De heer Dittrich (D66):

Mijnheer Bos, het verbaasde mij al dat u die vraag eerder stelde. Ik ben dus blij dat u hem nog een keer stelt. Het verbaast mij dat u denkt dat de fractie van D66 tegen de minister zou zeggen: joh, laat die burgemeester maar niet meer kiezen door de bevolking, maar laat dat maar door de gemeenteraad uitmaken.

De heer Bos (PvdA):

Excuus ...

De heer Dittrich (D66):

Dat is wat de heer Van Thijn in de Eerste Kamer naar voren heeft gebracht. Dat is gewoon onacceptabel voor ons.

De heer Bos (PvdA):

Ik respecteer het dat u dat onacceptabel vindt vanuit uw programma en uw voornemens, maar het aanbod was natuurlijk iets anders. Het aanbod was dat gemeenten in de periode tot 2010 zelf mochten beslissen wanneer zij de overgang zouden maken naar de gekozen burgemeester zodat het gewoon uiteindelijk in 2010 in alle gemeenten het geval zou zijn. Waarom was dat voor u, kennelijk net als voor minister De Graaf, niet acceptabel?

De heer Dittrich (D66):

Omdat het verhaal dat de PvdA-fractie in de Eerste Kamer heeft gehouden volstrekt weinig tot niet overtuigend was. Ik vind het volkomen logisch dat minister De Graaf heeft gezegd dat hij daar niet op in zou gaan. Daarvoor had hij natuurlijk steun van ons.

De heer Bos (PvdA):

Ik probeer het nog een keer.

De heer Dittrich (D66):

Ik wil graag mijn antwoord afmaken. Ik probeer het u nog een keer duidelijk te maken. U hebt zelf ingestemd met deze grondwetswijziging! Er is geen letter in het wetsvoorstel veranderd, toen u daar voor was in de Tweede Kamer en toen u daar voor was in de Eerste Kamer en toen u daar vervolgens weer in de Tweede Kamer mee geconfronteerd werd. Nogmaals, er is niets veranderd in het wetsvoorstel. De Partij van de Arbeid heeft daar voor gestemd. Opeens zegt de PvdA in de Eerste Kamer "nee". Dat is volstrekt ongeloofwaardig. Het is volkomen logisch dat minister De Graaf daar niet op is ingegaan.

De heer Bos (PvdA):

Nogmaals, de treurnis over de afloop van het debat delen wij. Mijn vraag aan u blijft echter. Er lag gisteren in de Eerste Kamer het aanbod dat er uiterlijk in 2010 in alle gemeenten in dit land een burgemeester gekozen zou zijn. Hierbij zou een open debat gevoerd worden over de vraag of de gemeenteraad dan wel de bevolking dat zou doen, en de coalitie zou waarschijnlijk een redelijke zekerheid hebben gehad over de afloop van dat debat. Er was echter de zekerheid dat er in alle gemeenten een gekozen in plaats van een benoemde burgemeester zou zijn in 2010. Het enige wat gevraagd werd, was: ga niet voor die gemeenten bepalen wanneer zij die stap moeten zetten, maar laat ze zelf tussen nu en 2010 beslissen wanneer zij daaraan toe zijn. Waarom hebt u dat niet opgepakt?

De heer Dittrich (D66):

Waarom zouden wij wachten tot 2010?

De heer Bos (PvdA):

Omdat ...

De voorzitter:

U krijgt antwoord.

De heer Dittrich (D66):

In de Eerste Kamer was het wetsvoorstel al eerder aan de orde. Daarbij was 2006, volgend jaar, absoluut haalbaar geweest, als de Partij van de Arbeid zich in een rechte lijn had opgesteld met alle eerdere debatten en niet als een blad aan de boom was omgedraaid in de Eerste Kamer. Dat is de werkelijke reden geweest.
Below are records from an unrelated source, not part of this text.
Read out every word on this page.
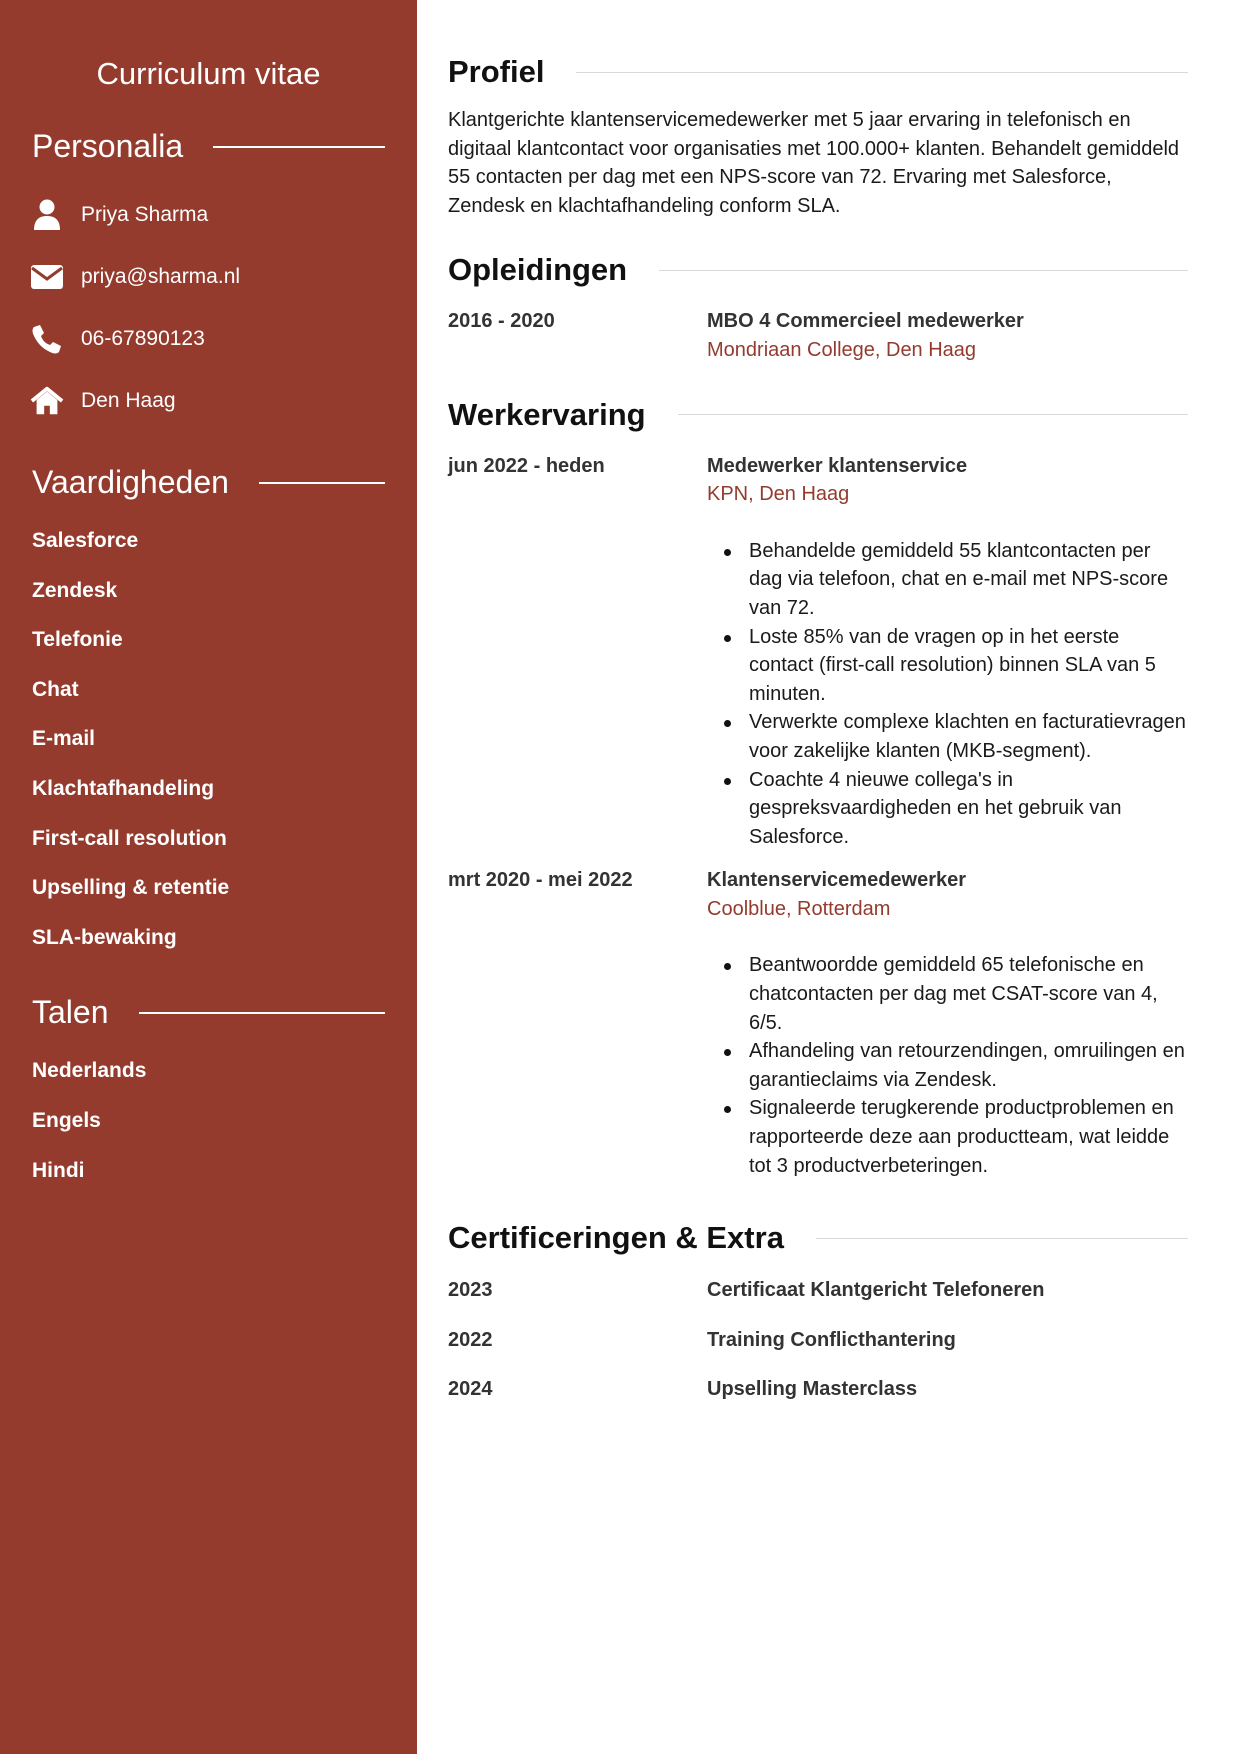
Curriculum vitae
Personalia
Priya Sharma
priya@sharma.nl
06-67890123
Den Haag
Vaardigheden
Salesforce
Zendesk
Telefonie
Chat
E-mail
Klachtafhandeling
First-call resolution
Upselling & retentie
SLA-bewaking
Talen
Nederlands
Engels
Hindi
Profiel

Klantgerichte klantenservicemedewerker met 5 jaar ervaring in telefonisch en digitaal klantcontact voor organisaties met 100.000+ klanten. Behandelt gemiddeld 55 contacten per dag met een NPS-score van 72. Ervaring met Salesforce, Zendesk en klachtafhandeling conform SLA.

Opleidingen
2016 - 2020	MBO 4 Commercieel medewerker
Mondriaan College, Den Haag
Werkervaring
jun 2022 - heden	Medewerker klantenservice
KPN, Den Haag
Behandelde gemiddeld 55 klantcontacten per dag via telefoon, chat en e-mail met NPS-score van 72.
Loste 85% van de vragen op in het eerste contact (first-call resolution) binnen SLA van 5 minuten.
Verwerkte complexe klachten en facturatievragen voor zakelijke klanten (MKB-segment).
Coachte 4 nieuwe collega's in gespreksvaardigheden en het gebruik van Salesforce.
mrt 2020 - mei 2022	Klantenservicemedewerker
Coolblue, Rotterdam
Beantwoordde gemiddeld 65 telefonische en chatcontacten per dag met CSAT-score van 4, 6/5.
Afhandeling van retourzendingen, omruilingen en garantieclaims via Zendesk.
Signaleerde terugkerende productproblemen en rapporteerde deze aan productteam, wat leidde tot 3 productverbeteringen.
Certificeringen & Extra
2023	Certificaat Klantgericht Telefoneren
2022	Training Conflicthantering
2024	Upselling Masterclass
Dat debat heb ik natuurlijk van A tot Z en van het begin tot het eind gevolgd. Ik wil hier graag van de gelegenheid gebruik maken om mijn grote respect uit te spreken voor minister De Graaf voor de wijze waarop hij dat debat gevoerd heeft. Hij deed dat op een heel deskundige manier, vol overtuiging en met enthousiasme. Hij was goed in het debat; hij heeft heldere concessies gedaan. Van tevoren was echter duidelijk, zo is gebleken, dat de Partij van de Arbeid, wat er ook werd toegezegd door minister De Graaf, er gewoon niet aan wilde. Daar valt niet tegenop te argumenteren. Ik betreur het dus ten zeerste dat het zo gelopen is. Minister De Graaf heeft zijn uiterste best gedaan; hij heeft het op een fantastische manier gedaan. Het is echter niet mogelijk gemaakt door de Partij van de Arbeid. Het probleem is dan ook dat er in Nederland op dit punt geen hervorming zal komen.

Minister De Graaf heeft gister-avond gezegd: ik ga er een nacht over slapen; ik wil op mij laten inwerken wat er in de Eerste Kamer is gebeurd. Vervolgens heeft hij zich op zijn positie beraden, gelet op de manier van politiek bedrijven door de Partij van de Arbeid. Hij heeft dus een persoonlijke afweging gemaakt. De conclusie daarvan was: ik bied mijn ontslag aan. Ik betreur dat ten zeerste, maar ik heb wel groot respect voor minister De Graaf en de manier waarop hij als vice-premier en als minister van Bestuurlijke Vernieuwing de afgelopen twee jaar heeft gefunctioneerd.

In het debat werd net gedaan alsof minister De Graaf alleen maar de gekozen burgemeester en het kiesstelsel in zijn portefeuille had. Ik hoorde dat er enkele meesmuilende opmerkingen werden gemaakt over de Antillen. Ik wil een voorbeeld geven, omdat ik vind dat het helemaal uit zijn verband wordt getrokken. Minister De Graaf had ook de Andere Overheid in zijn portefeuille, alsook het grotestedenbeleid. Ik wil nog even onder de aandacht brengen dat twee weken geleden minister De Graaf een convenant heeft gesloten met alle grote steden in Nederland. Dat was een heel goed resultaat. Het komt u kennelijk goed uit om daar niet over te praten. Het verdient wel groot respect dat minister De Graaf dat op die manier tot een goed einde heeft gebracht.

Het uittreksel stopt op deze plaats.